La fin des contrats informatiques est une source de nombreux litiges opposant clients et prestataires.

D’un côté les clients se trouvent parfois confrontés à des situations de dépendance technologique et de grandes difficultés dans la récupération de données exploitables rendant la reprise des prestations extrêmement coûteuse et consommatrice de ressources.

De l’autre les prestataires informatiques se voient régulièrement placés dans des cas où la fin de contrat suppose la mise en œuvre de prestations complémentaires non budgétées avec des demandes toujours plus poussées.

Comme dans bon nombre de situations, le droit s’impose comme un outil indispensable de gestion de ce type de difficulté avec une priorité : l’anticipation.

Il convient ainsi d’anticiper les modalités de changement de prestataire, dès le stade de la contractualisation du contrat informatique.

C’est, du reste, ce que rappelle fort justement la Cour d’appel de Pau dans son arrêt du 25 novembre 2021 : la rédaction précise des obligations du prestataire lors des opérations de réversibilité constitue un impératif de sécurité juridique.

Quel est l’intérêt de la réversibilité ?

Pour rappel, la « réversibilité », est la capacité, pour un client ayant externalisé des prestations informatiques de récupérer ses données durant leur réalisation ou à l’issue du contrat.

A ce titre, une clause de réversibilité précise doit être négociée en amont afin d’assurer au client une certaine liberté et facilité la reprise des prestations en cas de rupture du contrat. Il s’agit d’éviter toute situation captive et les abus qui pourraient en découler.

Coté prestataire, il s’agit d’anticiper le périmètre de ses obligations y compris à l’issue du contrat et dans quelles conditions (prix et délais de la réversibilité) en vue de limiter les risques d’engagement de sa responsabilité.

Quels éléments doivent figurer dans une clause de réversibilité ?

Par principe, la clause de réversibilité doit permettre l’exploitation effective des données migrées.

C’est pourquoi celle-ci doit énoncer expressément les obligations de chacune des parties, ainsi que celles de tous les tiers qui seraient impliqués (loueurs de matériels, éditeurs de logiciels, opérateurs réseaux télécoms etc.), et anticiper toutes les conséquences techniques en cas de changement de solution.

Plus précisément, selon le type de solution (en Saas ou « on premise ») cette clause pourra prévoir :

  • Un simple export des données dans un format exploitable ;
  • Un plan de réversibilité complet listant :
  • Les prestations d’accompagnement au changement fournies par le prestataire ;
  • Le cas échéant des garanties quant à la poursuite de l’activité du client sans rupture de service ;
  • Le périmètre de responsabilités entre l’ancien et le nouveau prestataire ;
  • Les délais et coûts des opérations de réversibilité ; ou encore
  • Les modalités des procédures de recette et de restitution et/ou destruction des données du client.

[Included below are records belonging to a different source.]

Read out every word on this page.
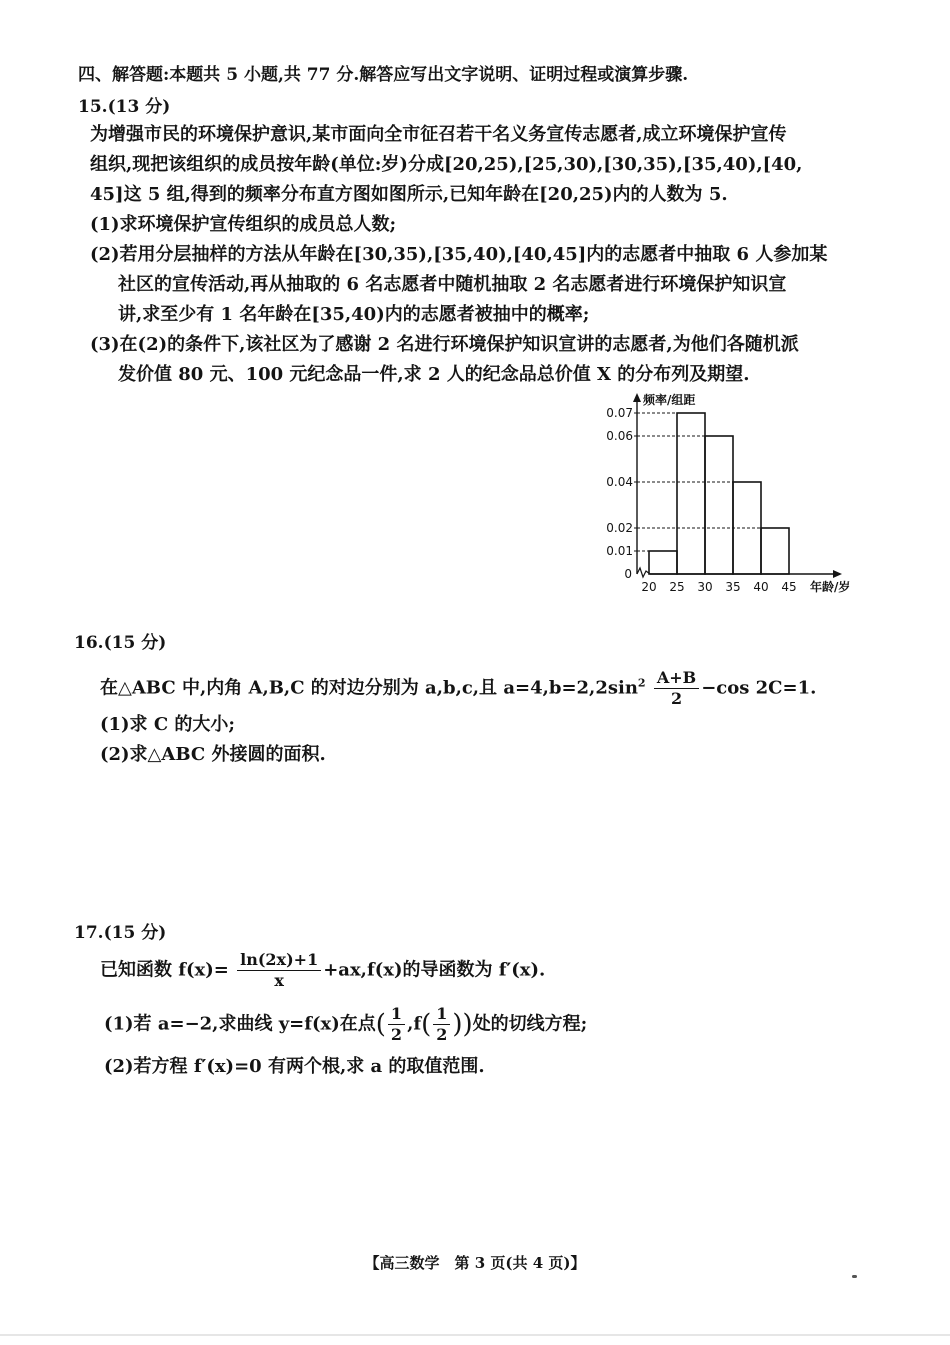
四、解答题:本题共 5 小题,共 77 分.解答应写出文字说明、证明过程或演算步骤.
15.(13 分)
为增强市民的环境保护意识,某市面向全市征召若干名义务宣传志愿者,成立环境保护宣传
组织,现把该组织的成员按年龄(单位:岁)分成[20,25),[25,30),[30,35),[35,40),[40,
45]这 5 组,得到的频率分布直方图如图所示,已知年龄在[20,25)内的人数为 5.
(1)求环境保护宣传组织的成员总人数;
(2)若用分层抽样的方法从年龄在[30,35),[35,40),[40,45]内的志愿者中抽取 6 人参加某
社区的宣传活动,再从抽取的 6 名志愿者中随机抽取 2 名志愿者进行环境保护知识宣
讲,求至少有 1 名年龄在[35,40)内的志愿者被抽中的概率;
(3)在(2)的条件下,该社区为了感谢 2 名进行环境保护知识宣讲的志愿者,为他们各随机派
发价值 80 元、100 元纪念品一件,求 2 人的纪念品总价值 X 的分布列及期望.
0.01
0.02
0.04
0.06
0.07
20 25 30 35 40 45
0
频率/组距
年龄/岁
16.(15 分)
在△ABC 中,内角 A,B,C 的对边分别为 a,b,c,且 $a=4,b=2,2\sin^2 \frac{A+B}{2} -\cos$ 2C=1.
(1)求 C 的大小;
(2)求△ABC 外接圆的面积.
17.(15 分)
已知函数 $f(x)= \frac{\ln(2x)+1}{x} +ax,f(x)$的导函数为 f′(x).
(1)若 a=−2,求曲线 y=f(x)在点( $\frac{1}{2} ,f( \frac{1}{2}$ ))处的切线方程;
(2)若方程 f′(x)=0 有两个根,求 a 的取值范围.
【高三数学　第 3 页(共 4 页)】
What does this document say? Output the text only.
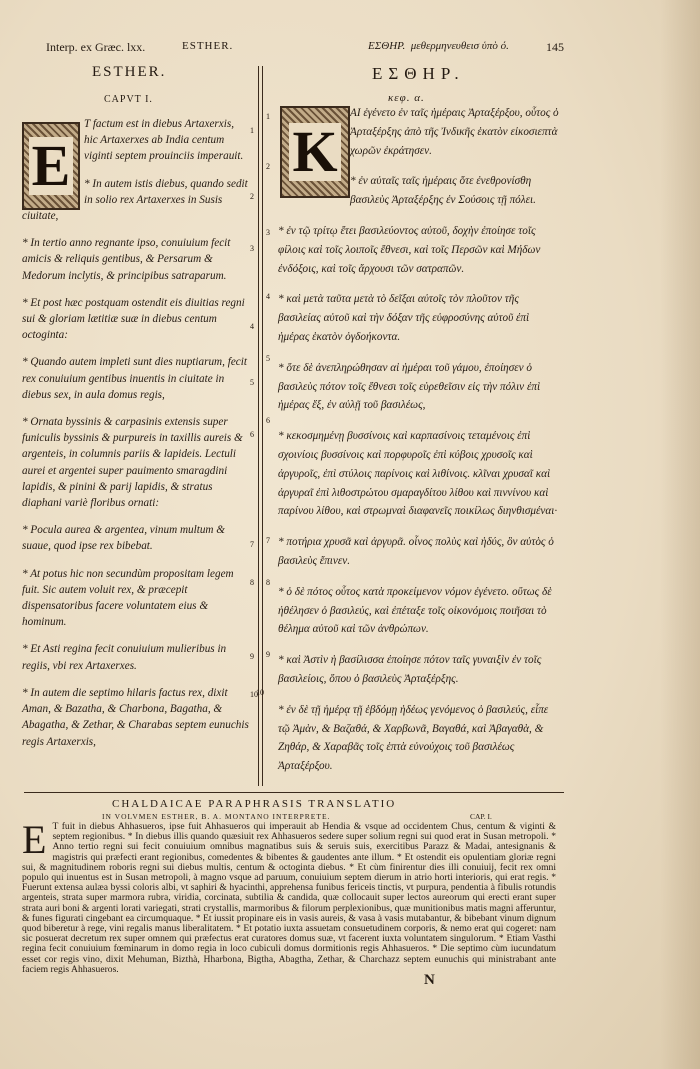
Interp. ex Græc. lxx.	ESTHER.	ΕΣΘΗΡ. μεθερμηνευθεισ ὑπὸ ό.	145
ESTHER.	ΕΣΘΗΡ.
CAPVT I.	κεφ. α.
T factum est in diebus Artaxerxis, hic Artaxerxes ab India centum viginti septem prouinciis imperauit.
* In autem istis diebus, quando sedit in solio rex Artaxerxes in Susis ciuitate,
* In tertio anno regnante ipso, conuiuium fecit amicis & reliquis gentibus, & Persarum & Medorum inclytis, & principibus satraparum.
* Et post hæc postquam ostendit eis diuitias regni sui & gloriam lætitiæ suæ in diebus centum octoginta:
* Quando autem impleti sunt dies nuptiarum, fecit rex conuiuium gentibus inuentis in ciuitate in diebus sex, in aula domus regis,
* Ornata byssinis & carpasinis extensis super funiculis byssinis & purpureis in taxillis aureis & argenteis, in columnis pariis & lapideis. Lectuli aurei et argentei super pauimento smaragdini lapidis, & pinini & parij lapidis, & stratus diaphani variè floribus ornati:
* Pocula aurea & argentea, vinum multum & suaue, quod ipse rex bibebat.
* At potus hic non secundùm propositam legem fuit. Sic autem voluit rex, & præcepit dispensatoribus facere voluntatem eius & hominum.
* Et Asti regina fecit conuiuium mulieribus in regiis, vbi rex Artaxerxes.
* In autem die septimo hilaris factus rex, dixit Aman, & Bazatha, & Charbona, Bagatha, & Abagatha, & Zethar, & Charabas septem eunuchis regis Artaxerxis,
E
ΑΙ ἐγένετο ἐν ταῖς ἡμέραις Ἀρταξέρξου, οὗτος ὁ Ἀρταξέρξης ἀπὸ τῆς Ἰνδικῆς ἑκατὸν εἰκοσιεπτὰ χωρῶν ἐκράτησεν.
* ἐν αὐταῖς ταῖς ἡμέραις ὅτε ἐνεθρονίσθη βασιλεὺς Ἀρταξέρξης ἐν Σούσοις τῇ πόλει.
* ἐν τῷ τρίτῳ ἔτει βασιλεύοντος αὐτοῦ, δοχὴν ἐποίησε τοῖς φίλοις καὶ τοῖς λοιποῖς ἔθνεσι, καὶ τοῖς Περσῶν καὶ Μήδων ἐνδόξοις, καὶ τοῖς ἄρχουσι τῶν σατραπῶν.
* καὶ μετὰ ταῦτα μετὰ τὸ δεῖξαι αὐτοῖς τὸν πλοῦτον τῆς βασιλείας αὐτοῦ καὶ τὴν δόξαν τῆς εὐφροσύνης αὐτοῦ ἐπὶ ἡμέρας ἑκατὸν ὀγδοήκοντα.
* ὅτε δὲ ἀνεπληρώθησαν αἱ ἡμέραι τοῦ γάμου, ἐποίησεν ὁ βασιλεὺς πότον τοῖς ἔθνεσι τοῖς εὑρεθεῖσιν εἰς τὴν πόλιν ἐπὶ ἡμέρας ἕξ, ἐν αὐλῇ τοῦ βασιλέως,
* κεκοσμημένῃ βυσσίνοις καὶ καρπασίνοις τεταμένοις ἐπὶ σχοινίοις βυσσίνοις καὶ πορφυροῖς ἐπὶ κύβοις χρυσοῖς καὶ ἀργυροῖς, ἐπὶ στύλοις παρίνοις καὶ λιθίνοις. κλῖναι χρυσαῖ καὶ ἀργυραῖ ἐπὶ λιθοστρώτου σμαραγδίτου λίθου καὶ πιννίνου καὶ παρίνου λίθου, καὶ στρωμναὶ διαφανεῖς ποικίλως διηνθισμέναι·
* ποτήρια χρυσᾶ καὶ ἀργυρᾶ. οἶνος πολὺς καὶ ἡδύς, ὃν αὐτὸς ὁ βασιλεὺς ἔπινεν.
* ὁ δὲ πότος οὗτος κατὰ προκείμενον νόμον ἐγένετο. οὕτως δὲ ἠθέλησεν ὁ βασιλεύς, καὶ ἐπέταξε τοῖς οἰκονόμοις ποιῆσαι τὸ θέλημα αὐτοῦ καὶ τῶν ἀνθρώπων.
* καὶ Ἀστὶν ἡ βασίλισσα ἐποίησε πότον ταῖς γυναιξὶν ἐν τοῖς βασιλείοις, ὅπου ὁ βασιλεὺς Ἀρταξέρξης.
* ἐν δὲ τῇ ἡμέρᾳ τῇ ἑβδόμῃ ἡδέως γενόμενος ὁ βασιλεύς, εἶπε τῷ Ἀμὰν, & Βαζαθά, & Χαρβωνᾶ, Βαγαθά, καὶ Ἀβαγαθὰ, & Ζηθάρ, & Χαραβᾶς τοῖς ἑπτὰ εὐνούχοις τοῦ βασιλέως Ἀρταξέρξου.
K
1
2
3
4
5
6
7
8
9
10
1
2
3
4
5
6
7
8
9
10
CHALDAICAE PARAPHRASIS TRANSLATIO
IN VOLVMEN ESTHER, B. A. MONTANO INTERPRETE.	CAP. I.
E T fuit in diebus Ahhasueros, ipse fuit Ahhasueros qui imperauit ab Hendia & vsque ad occidentem Chus, centum & viginti & septem regionibus. * In diebus illis quando quæsiuit rex Ahhasueros sedere super solium regni sui quod erat in Susan metropoli. * Anno tertio regni sui fecit conuiuium omnibus magnatibus suis & seruis suis, exercitibus Parazz & Madai, antesignanis & magistris qui præfecti erant regionibus, comedentes & bibentes & gaudentes ante illum. * Et ostendit eis opulentiam gloriæ regni sui, & magnitudinem roboris regni sui diebus multis, centum & octoginta diebus. * Et cùm finirentur dies illi conuiuij, fecit rex omni populo qui inuentus est in Susan metropoli, à magno vsque ad paruum, conuiuium septem dierum in atrio horti interioris, qui erat regis. * Fuerunt extensa aulæa byssi coloris albi, vt saphiri & hyacinthi, apprehensa funibus fericeis tinctis, vt purpura, pendentia à fibulis rotundis argenteis, strata super marmora rubra, viridia, corcinata, subtilia & candida, quæ collocauit super lectos aureorum qui erecti erant super strata auri boni & argenti lorati variegati, strati crystallis, marmoribus & filorum perplexionibus, quæ munitionibus matis magni afferuntur, & funes figurati cingebant ea circumquaque. * Et iussit propinare eis in vasis aureis, & vasa à vasis mutabantur, & bibebant vinum dignum quod biberetur à rege, vini regalis manus liberalitatem. * Et potatio iuxta assuetam consuetudinem corporis, & nemo erat qui cogeret: nam sic posuerat decretum rex super omnem qui præfectus erat curatores domus suæ, vt facerent iuxta voluntatem singulorum. * Etiam Vasthi regina fecit conuiuium fœminarum in domo regia in loco cubiculi domus dormitionis regis Ahhasueros. * Die septimo cùm iucundatum esset cor regis vino, dixit Mehuman, Bizthà, Hharbona, Bigtha, Abagtha, Zethar, & Charchazz septem eunuchis qui ministrabant ante faciem regis Ahhasueros.
N
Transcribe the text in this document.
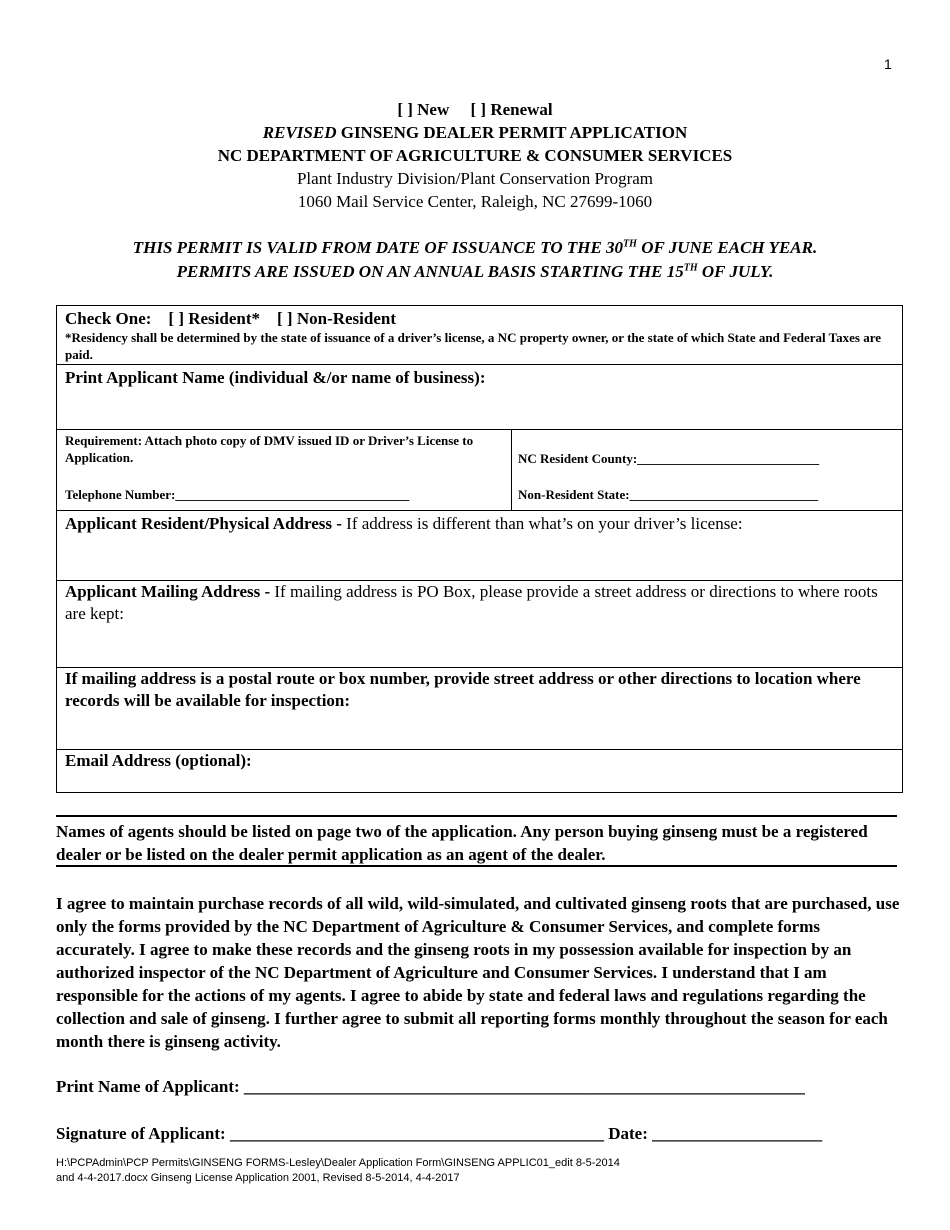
1
[ ] New     [ ] Renewal
REVISED GINSENG DEALER PERMIT APPLICATION
NC DEPARTMENT OF AGRICULTURE & CONSUMER SERVICES
Plant Industry Division/Plant Conservation Program
1060 Mail Service Center, Raleigh, NC 27699-1060
THIS PERMIT IS VALID FROM DATE OF ISSUANCE TO THE 30TH OF JUNE EACH YEAR.
PERMITS ARE ISSUED ON AN ANNUAL BASIS STARTING THE 15TH OF JULY.
Check One:    [ ] Resident*    [ ] Non-Resident
*Residency shall be determined by the state of issuance of a driver’s license, a NC property owner, or the state of which State and Federal Taxes are paid.
Print Applicant Name (individual &/or name of business):
Requirement: Attach photo copy of DMV issued ID or Driver’s License to Application.
Telephone Number:____________________________________
NC Resident County:____________________________
Non-Resident State:_____________________________
Applicant Resident/Physical Address - If address is different than what’s on your driver’s license:
Applicant Mailing Address - If mailing address is PO Box, please provide a street address or directions to where roots are kept:
If mailing address is a postal route or box number, provide street address or other directions to location where records will be available for inspection:
Email Address (optional):

Names of agents should be listed on page two of the application. Any person buying ginseng must be a registered dealer or be listed on the dealer permit application as an agent of the dealer.

I agree to maintain purchase records of all wild, wild-simulated, and cultivated ginseng roots that are purchased, use only the forms provided by the NC Department of Agriculture & Consumer Services, and complete forms accurately. I agree to make these records and the ginseng roots in my possession available for inspection by an authorized inspector of the NC Department of Agriculture and Consumer Services. I understand that I am responsible for the actions of my agents. I agree to abide by state and federal laws and regulations regarding the collection and sale of ginseng. I further agree to submit all reporting forms monthly throughout the season for each month there is ginseng activity.

Print Name of Applicant: __________________________________________________________________
Signature of Applicant: ____________________________________________ Date: ____________________
H:\PCPAdmin\PCP Permits\GINSENG FORMS-Lesley\Dealer Application Form\GINSENG APPLIC01_edit 8-5-2014
and 4-4-2017.docx Ginseng License Application 2001, Revised 8-5-2014, 4-4-2017
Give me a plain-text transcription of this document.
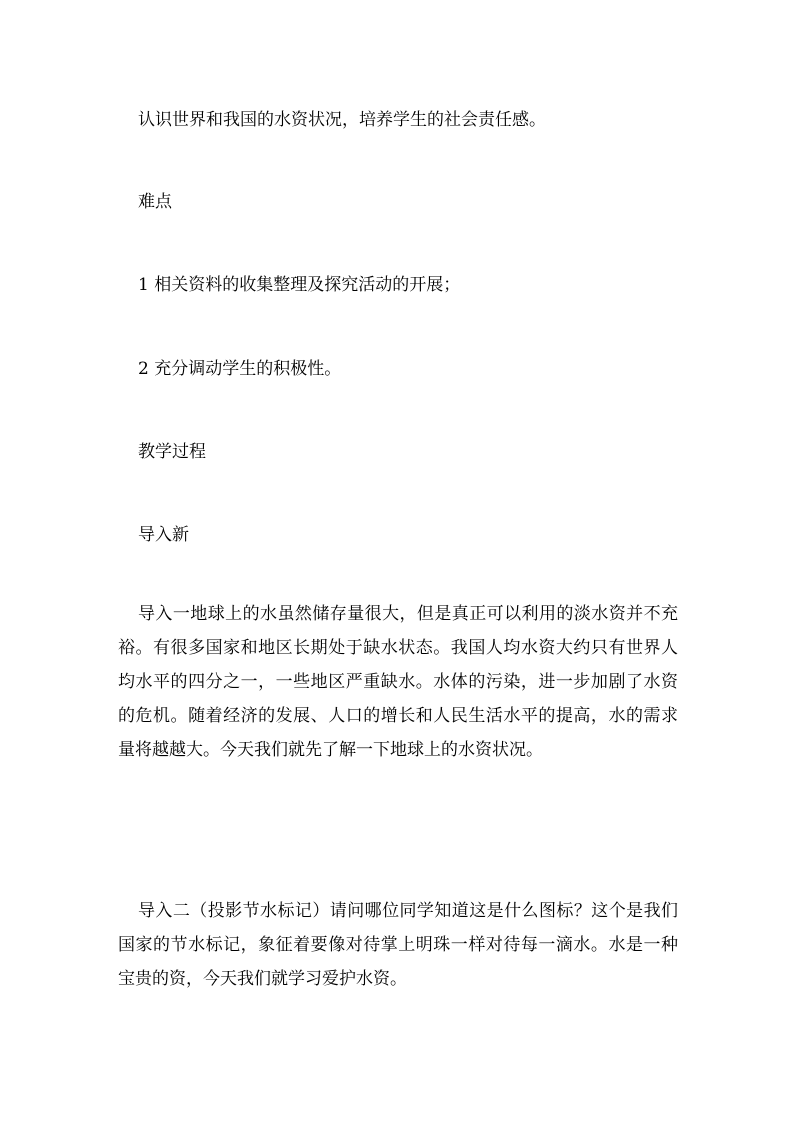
认识世界和我国的水资状况，培养学生的社会责任感。
难点
1 相关资料的收集整理及探究活动的开展；
2 充分调动学生的积极性。
教学过程
导入新
导入一地球上的水虽然储存量很大，但是真正可以利用的淡水资并不充裕。有很多国家和地区长期处于缺水状态。我国人均水资大约只有世界人均水平的四分之一，一些地区严重缺水。水体的污染，进一步加剧了水资的危机。随着经济的发展、人口的增长和人民生活水平的提高，水的需求量将越越大。今天我们就先了解一下地球上的水资状况。
导入二（投影节水标记）请问哪位同学知道这是什么图标？这个是我们国家的节水标记，象征着要像对待掌上明珠一样对待每一滴水。水是一种宝贵的资，今天我们就学习爱护水资。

Enfin, la clause de réversibilité pourra prévoir, le cas échéant, une formation des utilisateurs, notamment en cas de modification de la solution externalisée chez le prestataire.

Quelles conséquences en cas de rédaction imprécise de la clause de réversibilité ?

L’arrêt rendu par la Cour d’appel de Pau le 25 novembre 2021 illustre les difficultés opérationnelles que peut rencontrer un client dans le cadre d’opérations de réversibilité en raison d’une rédaction imprécise du contrat.

En l’espèce, une société souhaitait changeait de prestataire pour la fourniture de son logiciel de gestion de paie.

Le contrat prévoyait seulement la possibilité pour le client de « récupérer les données contenues dans nos [leurs] systèmes par voie de réversibilité »[1].

Dans ce contexte, le prestataire n’avait restitué que les données purement comptables et sociales du client, sans le paramétrage des rubriques, rendant ainsi les données inexploitables.

De ce fait, cette restitution partielle avait d’une part empêché une reprise en continu de la gestion des payes par le client et d’autre part causé une perte de l’historique de ses données.

Pour la Cour d’appel de Pau, le client « ne pouvait être alertée des difficultés qui apparaîtraient lors de l’exploitation des données récupérées à l’issue du contrat »[2] du fait de cette rédaction imprécise du contrat.

Ainsi, cette clause de réversibilité incomplète « n’était pas de nature à garantir, la réversibilité de données justes, intègres et exploitables en l’état »[3].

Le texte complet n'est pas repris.